A colleague of mine enjoys using philosophical questions to undermine ideas that are different to his own and to derail discussions that are not in his favour. At first I thought he was offering genuine perspectives, but overtime I realised he was just being defensive and finding enjoyment out of disrupting discussions.
To give you some examples, here are some of his frequent techniques:
The you-can’t-know-for-sure:
The evidence may seem to be true but it could be wrong, and we can never know that for sure. You can only believe in evidence. Therefore, making claims about anything, with or without evidence, is meaningless. The human senses and the human mind are limited and fallible, and to say that an idea is more correct than another is just your opinion based on a fallible experience.

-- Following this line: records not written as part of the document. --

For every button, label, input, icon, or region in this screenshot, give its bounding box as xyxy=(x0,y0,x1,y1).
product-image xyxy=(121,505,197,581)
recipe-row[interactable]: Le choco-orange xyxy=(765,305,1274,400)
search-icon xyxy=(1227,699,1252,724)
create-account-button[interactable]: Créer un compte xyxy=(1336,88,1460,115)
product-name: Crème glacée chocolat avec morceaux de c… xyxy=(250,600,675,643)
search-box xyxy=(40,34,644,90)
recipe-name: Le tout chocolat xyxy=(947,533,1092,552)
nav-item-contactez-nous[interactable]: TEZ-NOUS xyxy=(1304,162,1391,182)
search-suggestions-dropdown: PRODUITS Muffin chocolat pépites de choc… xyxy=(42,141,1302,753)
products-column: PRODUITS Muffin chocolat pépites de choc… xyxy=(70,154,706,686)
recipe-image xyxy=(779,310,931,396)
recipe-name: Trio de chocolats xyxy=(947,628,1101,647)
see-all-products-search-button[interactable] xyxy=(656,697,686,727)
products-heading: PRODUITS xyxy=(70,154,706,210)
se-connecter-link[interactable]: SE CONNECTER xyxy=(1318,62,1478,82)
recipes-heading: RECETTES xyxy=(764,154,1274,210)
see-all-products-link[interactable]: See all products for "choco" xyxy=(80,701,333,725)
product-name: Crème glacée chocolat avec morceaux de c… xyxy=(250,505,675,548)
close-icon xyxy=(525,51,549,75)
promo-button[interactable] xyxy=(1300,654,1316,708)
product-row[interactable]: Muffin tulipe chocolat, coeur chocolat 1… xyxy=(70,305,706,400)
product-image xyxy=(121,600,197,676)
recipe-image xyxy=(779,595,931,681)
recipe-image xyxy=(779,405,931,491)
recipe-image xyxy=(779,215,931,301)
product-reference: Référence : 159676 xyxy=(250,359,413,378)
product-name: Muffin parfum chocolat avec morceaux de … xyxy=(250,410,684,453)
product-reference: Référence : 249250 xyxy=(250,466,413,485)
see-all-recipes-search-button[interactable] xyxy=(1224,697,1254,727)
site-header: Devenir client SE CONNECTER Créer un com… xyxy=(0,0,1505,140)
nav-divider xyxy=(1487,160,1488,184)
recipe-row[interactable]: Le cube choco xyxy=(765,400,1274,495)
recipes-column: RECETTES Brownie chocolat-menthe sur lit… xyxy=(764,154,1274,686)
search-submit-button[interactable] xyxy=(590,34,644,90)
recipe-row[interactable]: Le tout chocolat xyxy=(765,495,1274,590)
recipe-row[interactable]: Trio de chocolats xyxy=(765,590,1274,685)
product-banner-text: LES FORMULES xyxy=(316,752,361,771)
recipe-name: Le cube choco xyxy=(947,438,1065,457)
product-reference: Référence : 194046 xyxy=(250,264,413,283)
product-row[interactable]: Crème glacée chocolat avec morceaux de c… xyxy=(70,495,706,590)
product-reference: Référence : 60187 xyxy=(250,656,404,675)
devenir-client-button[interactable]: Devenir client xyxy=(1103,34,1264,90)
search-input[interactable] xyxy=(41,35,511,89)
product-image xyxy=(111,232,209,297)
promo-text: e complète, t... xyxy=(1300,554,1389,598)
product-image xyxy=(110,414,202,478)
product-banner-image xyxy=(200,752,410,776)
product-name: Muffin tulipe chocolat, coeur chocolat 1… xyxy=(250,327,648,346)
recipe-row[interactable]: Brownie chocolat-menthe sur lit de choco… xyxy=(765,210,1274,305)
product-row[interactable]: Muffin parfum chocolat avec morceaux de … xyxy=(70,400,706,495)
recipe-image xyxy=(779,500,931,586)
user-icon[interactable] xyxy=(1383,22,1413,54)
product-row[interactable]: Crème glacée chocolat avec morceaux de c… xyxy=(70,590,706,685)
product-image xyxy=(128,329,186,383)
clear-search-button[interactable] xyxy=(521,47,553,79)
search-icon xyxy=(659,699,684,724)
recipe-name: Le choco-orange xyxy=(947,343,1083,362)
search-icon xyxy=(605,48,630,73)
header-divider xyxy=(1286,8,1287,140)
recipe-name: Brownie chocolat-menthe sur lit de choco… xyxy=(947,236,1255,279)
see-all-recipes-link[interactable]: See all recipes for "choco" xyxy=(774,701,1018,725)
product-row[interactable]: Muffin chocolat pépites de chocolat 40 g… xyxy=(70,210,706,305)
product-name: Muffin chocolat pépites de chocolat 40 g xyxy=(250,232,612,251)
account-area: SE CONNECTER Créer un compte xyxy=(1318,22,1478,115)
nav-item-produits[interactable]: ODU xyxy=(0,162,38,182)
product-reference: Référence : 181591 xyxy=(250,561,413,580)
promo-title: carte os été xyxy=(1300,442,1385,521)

Disagrees with the definition, or shifts to a different definition, or question the meaningfulness of definitions and language in general:
I define X as something different to how you defined X, and according to what I think of X, I am right. You can think of X how you want but it doesn’t matter to me.
“X” only means X because humans defined “X” to be X. But “X” is just a subjective idea that doesn’t exist in reality. Therefore, anything you say about X, your ideas are on based on something non-objective and arguable.

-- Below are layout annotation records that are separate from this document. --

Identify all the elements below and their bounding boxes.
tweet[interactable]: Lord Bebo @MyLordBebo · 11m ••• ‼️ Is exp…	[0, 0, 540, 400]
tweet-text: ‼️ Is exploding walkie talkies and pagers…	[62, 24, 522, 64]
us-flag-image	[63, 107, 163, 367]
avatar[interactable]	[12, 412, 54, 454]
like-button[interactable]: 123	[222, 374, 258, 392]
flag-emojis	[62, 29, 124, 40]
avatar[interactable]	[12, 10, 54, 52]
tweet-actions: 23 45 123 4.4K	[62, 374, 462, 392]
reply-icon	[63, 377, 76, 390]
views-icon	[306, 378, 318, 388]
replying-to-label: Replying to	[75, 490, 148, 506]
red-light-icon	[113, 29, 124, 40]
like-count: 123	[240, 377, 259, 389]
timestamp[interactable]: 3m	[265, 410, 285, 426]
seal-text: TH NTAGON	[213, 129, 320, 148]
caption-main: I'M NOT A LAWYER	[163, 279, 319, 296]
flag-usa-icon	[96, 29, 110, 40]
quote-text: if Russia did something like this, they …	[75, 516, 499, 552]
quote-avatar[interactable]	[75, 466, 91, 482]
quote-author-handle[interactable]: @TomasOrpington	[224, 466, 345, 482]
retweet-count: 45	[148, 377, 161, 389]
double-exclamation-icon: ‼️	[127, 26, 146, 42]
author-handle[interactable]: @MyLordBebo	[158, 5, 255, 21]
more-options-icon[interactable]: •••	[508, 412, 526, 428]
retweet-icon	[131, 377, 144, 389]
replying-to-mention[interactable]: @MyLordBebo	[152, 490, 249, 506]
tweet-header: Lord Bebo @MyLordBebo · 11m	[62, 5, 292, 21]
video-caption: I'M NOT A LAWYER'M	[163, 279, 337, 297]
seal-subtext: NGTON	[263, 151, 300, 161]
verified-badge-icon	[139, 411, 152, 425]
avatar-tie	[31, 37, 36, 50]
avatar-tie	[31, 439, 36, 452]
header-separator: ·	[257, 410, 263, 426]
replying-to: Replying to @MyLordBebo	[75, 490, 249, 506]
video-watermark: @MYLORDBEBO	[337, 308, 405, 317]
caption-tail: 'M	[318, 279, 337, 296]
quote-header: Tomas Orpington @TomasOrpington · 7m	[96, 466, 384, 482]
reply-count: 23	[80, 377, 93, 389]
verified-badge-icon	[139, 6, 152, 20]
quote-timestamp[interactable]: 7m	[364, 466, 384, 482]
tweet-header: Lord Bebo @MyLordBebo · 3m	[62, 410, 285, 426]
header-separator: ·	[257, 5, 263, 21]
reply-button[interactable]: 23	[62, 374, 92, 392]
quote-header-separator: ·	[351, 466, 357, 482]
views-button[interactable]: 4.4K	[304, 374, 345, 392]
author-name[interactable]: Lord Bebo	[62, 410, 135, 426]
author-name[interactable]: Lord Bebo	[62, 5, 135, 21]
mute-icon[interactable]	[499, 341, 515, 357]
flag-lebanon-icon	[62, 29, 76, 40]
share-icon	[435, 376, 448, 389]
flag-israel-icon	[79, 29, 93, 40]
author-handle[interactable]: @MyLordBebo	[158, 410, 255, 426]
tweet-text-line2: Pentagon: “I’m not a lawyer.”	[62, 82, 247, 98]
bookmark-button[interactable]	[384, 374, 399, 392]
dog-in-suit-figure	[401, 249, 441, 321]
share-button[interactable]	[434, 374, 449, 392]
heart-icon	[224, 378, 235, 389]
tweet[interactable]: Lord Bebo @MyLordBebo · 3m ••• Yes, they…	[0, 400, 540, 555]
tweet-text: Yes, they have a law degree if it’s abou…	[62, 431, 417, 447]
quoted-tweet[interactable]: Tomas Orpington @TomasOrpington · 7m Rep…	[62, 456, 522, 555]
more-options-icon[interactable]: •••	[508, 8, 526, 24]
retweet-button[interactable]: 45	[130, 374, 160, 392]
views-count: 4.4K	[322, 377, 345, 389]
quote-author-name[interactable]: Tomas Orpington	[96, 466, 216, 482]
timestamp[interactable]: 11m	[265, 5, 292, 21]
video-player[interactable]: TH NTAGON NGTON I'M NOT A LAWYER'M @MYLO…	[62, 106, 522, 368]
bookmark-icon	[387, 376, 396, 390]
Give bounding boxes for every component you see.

All things are just perspectives:
To say that I’m inconsistent with my argument or to say that I’m wrong is just a perspective. There are many perspectives and just because from one perspective I’m a certain way, doesn’t mean I really am.

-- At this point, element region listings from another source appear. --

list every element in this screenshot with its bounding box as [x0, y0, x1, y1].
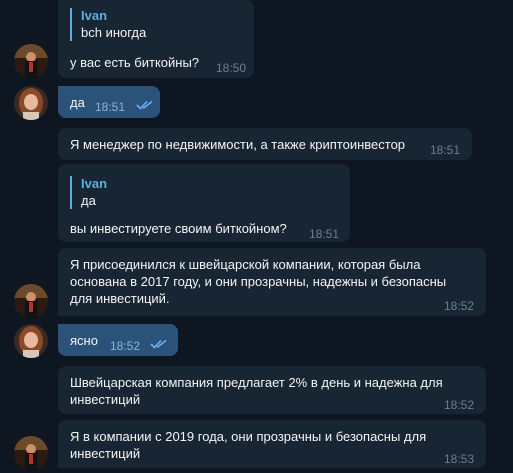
reply-quote[interactable]: Ivan да: [70, 176, 107, 209]
message-bubble[interactable]: Ivan да вы инвестируете своим биткойном?…: [58, 164, 350, 242]
message-bubble[interactable]: Швейцарская компания предлагает 2% в ден…: [58, 366, 486, 414]
own-avatar[interactable]: [14, 324, 48, 358]
message-text: ясно: [70, 333, 98, 348]
message-time: 18:52: [444, 299, 475, 313]
message-bubble[interactable]: Я менеджер по недвижимости, а также крип…: [58, 128, 472, 160]
sender-avatar[interactable]: [14, 436, 48, 470]
sender-avatar[interactable]: [14, 44, 48, 78]
message-text: да: [70, 95, 85, 110]
message-bubble[interactable]: Я присоединился к швейцарской компании, …: [58, 248, 486, 316]
double-check-icon: [150, 339, 167, 349]
message-time: 18:50: [216, 61, 247, 75]
quote-author: Ivan: [81, 8, 108, 23]
message-text: вы инвестируете своим биткойном?: [70, 221, 287, 236]
message-bubble[interactable]: да 18:51: [58, 86, 160, 118]
message-time: 18:53: [444, 452, 475, 466]
message-text-line: Швейцарская компания предлагает 2% в ден…: [70, 375, 443, 390]
message-text-line: инвестиций: [70, 446, 141, 461]
message-bubble[interactable]: Я в компании с 2019 года, они прозрачны …: [58, 420, 486, 468]
chat-history[interactable]: Ivan bch иногда у вас есть биткойны? 18:…: [0, 0, 513, 473]
message-text-line: Я присоединился к швейцарской компании, …: [70, 257, 421, 272]
quote-text: bch иногда: [81, 25, 147, 40]
quote-author: Ivan: [81, 176, 108, 191]
message-text: у вас есть биткойны?: [70, 55, 200, 70]
sender-avatar[interactable]: [14, 284, 48, 318]
message-text: Я менеджер по недвижимости, а также крип…: [70, 137, 406, 152]
message-text-line: инвестиций: [70, 392, 141, 407]
message-text-line: основана в 2017 году, и они прозрачны, н…: [70, 274, 447, 289]
own-avatar[interactable]: [14, 86, 48, 120]
message-text-line: для инвестиций.: [70, 291, 170, 306]
message-time: 18:52: [444, 398, 475, 412]
quote-text: да: [81, 193, 96, 208]
message-time: 18:51: [430, 143, 461, 157]
double-check-icon: [136, 100, 153, 110]
message-bubble[interactable]: ясно 18:52: [58, 324, 178, 356]
message-text-line: Я в компании с 2019 года, они прозрачны …: [70, 429, 427, 444]
message-time: 18:51: [95, 100, 126, 114]
message-time: 18:52: [110, 339, 141, 353]
message-bubble[interactable]: Ivan bch иногда у вас есть биткойны? 18:…: [58, 0, 254, 78]
message-time: 18:51: [309, 227, 340, 241]
reply-quote[interactable]: Ivan bch иногда: [70, 8, 146, 41]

I usually enjoy genuine philosophical perspectives in all discussions, but this colleague never offers his philosophical ideas at the beginning of talks and never mentions them when we agree with him, but only throws them out selectively against ideas during the middle of discussions. The worst is that he speaks them with a triumphant and condescending tone of voice over everyone else as if he is so clever.
Question: When he uses these types of philosophical questions as a way to undermine someone’s idea or to derail a discussion, what is an appropriate way to interfere with his remark in a way that doesn’t confront him, protects the other person from appearing to have being undermined or devalued, and restores the direction discussion to what it was before?